For the first time ever, a video game will be widely distributed across an entire region in an effort to rekindle academic efforts in high schools. 200 schools, 30 libraries and various coding clubs across Northern Ireland are about to receive free copies of MinecraftEDU, courtesy of the Department of Culture, Arts and Leisure. The purpose of this project is to engage young boys and make them interested in learning, even if it takes a video game to do it.
MinecraftEDU comes bundled with the vanilla version of Minecraft and full server/client capabilities. It contains various tools that the teacher can use to help students understand how fluids and gases work, acquire coding skills, understand mathematical probability and other abstract concepts.
Released in 2011 as a one-man project, Minecraft boasts a massive modding community that has produced a variety of add-ons, from the inane to the extremely intricate.

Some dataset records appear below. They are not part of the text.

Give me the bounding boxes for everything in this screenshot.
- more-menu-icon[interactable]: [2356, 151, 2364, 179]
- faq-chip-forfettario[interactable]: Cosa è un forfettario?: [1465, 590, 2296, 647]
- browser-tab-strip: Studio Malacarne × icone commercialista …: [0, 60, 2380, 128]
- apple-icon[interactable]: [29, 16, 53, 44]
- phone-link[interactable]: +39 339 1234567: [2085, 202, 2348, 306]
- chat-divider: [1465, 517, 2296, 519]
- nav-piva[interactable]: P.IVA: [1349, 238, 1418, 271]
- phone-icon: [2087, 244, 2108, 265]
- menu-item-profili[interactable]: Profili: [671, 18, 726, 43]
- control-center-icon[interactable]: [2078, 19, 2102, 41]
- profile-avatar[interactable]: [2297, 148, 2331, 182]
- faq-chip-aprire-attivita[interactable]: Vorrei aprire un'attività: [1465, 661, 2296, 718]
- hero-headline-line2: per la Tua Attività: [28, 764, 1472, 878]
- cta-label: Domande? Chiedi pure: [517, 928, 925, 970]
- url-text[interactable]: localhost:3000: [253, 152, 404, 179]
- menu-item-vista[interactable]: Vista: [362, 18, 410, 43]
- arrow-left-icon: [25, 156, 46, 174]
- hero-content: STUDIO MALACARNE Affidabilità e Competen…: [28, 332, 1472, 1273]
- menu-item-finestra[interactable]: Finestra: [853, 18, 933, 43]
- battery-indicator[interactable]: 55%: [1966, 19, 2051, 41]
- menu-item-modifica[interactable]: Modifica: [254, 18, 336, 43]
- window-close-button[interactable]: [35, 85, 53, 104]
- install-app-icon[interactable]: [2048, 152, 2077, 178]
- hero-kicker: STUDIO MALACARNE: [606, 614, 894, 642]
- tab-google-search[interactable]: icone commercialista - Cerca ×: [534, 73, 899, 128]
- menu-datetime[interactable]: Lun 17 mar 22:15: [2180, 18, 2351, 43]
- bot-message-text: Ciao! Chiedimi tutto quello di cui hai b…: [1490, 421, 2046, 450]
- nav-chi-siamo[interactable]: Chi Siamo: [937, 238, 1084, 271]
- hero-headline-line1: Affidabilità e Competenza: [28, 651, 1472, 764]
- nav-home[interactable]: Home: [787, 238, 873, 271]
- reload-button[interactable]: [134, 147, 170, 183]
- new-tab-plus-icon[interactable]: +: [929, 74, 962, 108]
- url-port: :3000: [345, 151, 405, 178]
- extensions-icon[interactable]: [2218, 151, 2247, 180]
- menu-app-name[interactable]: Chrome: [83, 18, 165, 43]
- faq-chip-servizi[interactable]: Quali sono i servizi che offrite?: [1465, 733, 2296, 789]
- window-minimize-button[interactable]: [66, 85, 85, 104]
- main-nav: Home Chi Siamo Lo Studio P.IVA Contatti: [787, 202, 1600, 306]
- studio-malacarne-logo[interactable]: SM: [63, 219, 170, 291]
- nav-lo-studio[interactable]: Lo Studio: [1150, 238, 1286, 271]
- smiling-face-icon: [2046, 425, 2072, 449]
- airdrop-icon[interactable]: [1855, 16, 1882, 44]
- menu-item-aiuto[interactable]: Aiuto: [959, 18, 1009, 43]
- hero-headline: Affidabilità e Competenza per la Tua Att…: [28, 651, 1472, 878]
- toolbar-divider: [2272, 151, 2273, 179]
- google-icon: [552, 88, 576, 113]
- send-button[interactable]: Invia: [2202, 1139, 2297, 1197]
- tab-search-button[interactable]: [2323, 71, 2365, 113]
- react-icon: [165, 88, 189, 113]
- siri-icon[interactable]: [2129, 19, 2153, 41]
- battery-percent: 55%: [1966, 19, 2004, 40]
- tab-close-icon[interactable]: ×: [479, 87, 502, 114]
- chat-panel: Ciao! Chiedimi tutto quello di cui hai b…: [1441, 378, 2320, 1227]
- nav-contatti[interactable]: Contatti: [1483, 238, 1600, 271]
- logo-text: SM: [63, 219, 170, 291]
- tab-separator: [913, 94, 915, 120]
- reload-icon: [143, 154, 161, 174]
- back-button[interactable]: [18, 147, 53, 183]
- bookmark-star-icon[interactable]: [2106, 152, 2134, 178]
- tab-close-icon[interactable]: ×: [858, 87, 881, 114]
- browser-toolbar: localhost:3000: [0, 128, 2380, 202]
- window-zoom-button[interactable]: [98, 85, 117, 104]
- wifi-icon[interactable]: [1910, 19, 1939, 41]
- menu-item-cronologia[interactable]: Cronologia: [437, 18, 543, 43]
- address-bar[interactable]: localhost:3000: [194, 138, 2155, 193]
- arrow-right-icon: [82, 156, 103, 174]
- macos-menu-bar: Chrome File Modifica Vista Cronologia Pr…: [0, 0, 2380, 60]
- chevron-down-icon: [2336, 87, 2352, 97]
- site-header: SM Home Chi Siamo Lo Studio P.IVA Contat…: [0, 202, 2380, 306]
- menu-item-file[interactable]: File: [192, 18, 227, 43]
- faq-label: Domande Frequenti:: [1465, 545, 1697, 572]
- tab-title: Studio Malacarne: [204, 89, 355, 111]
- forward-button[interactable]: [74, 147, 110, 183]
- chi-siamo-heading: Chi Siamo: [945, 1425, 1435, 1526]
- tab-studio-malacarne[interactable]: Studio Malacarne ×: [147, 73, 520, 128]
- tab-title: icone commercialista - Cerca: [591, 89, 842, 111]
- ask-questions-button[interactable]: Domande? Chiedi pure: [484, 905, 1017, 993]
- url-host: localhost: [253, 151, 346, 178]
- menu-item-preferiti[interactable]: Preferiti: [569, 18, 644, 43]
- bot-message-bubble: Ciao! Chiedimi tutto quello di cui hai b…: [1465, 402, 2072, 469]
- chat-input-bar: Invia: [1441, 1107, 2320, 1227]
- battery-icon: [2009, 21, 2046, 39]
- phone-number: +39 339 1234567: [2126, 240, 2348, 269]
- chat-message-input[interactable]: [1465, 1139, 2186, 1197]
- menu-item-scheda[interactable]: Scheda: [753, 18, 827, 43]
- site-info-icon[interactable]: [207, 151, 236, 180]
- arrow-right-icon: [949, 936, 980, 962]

For example, the qCraft add-on focuses on teaching the player about quantum physics.
Of course, there is the issue of structured gameplay not being fun. Kids play video games because they give them a certain degree of freedom which isn’t present in their immediate surroundings. If killing monsters is replaced with solving quizzes and repeating lessons from the blackboard, is it even a video game anymore? Is there a way to make structured learning fun?
Probably not. In any case, video games have always been a great source of information and valuable educational tools. For example, Hexen taught me that pigs can viciously bite you, and are therefore not to be trusted.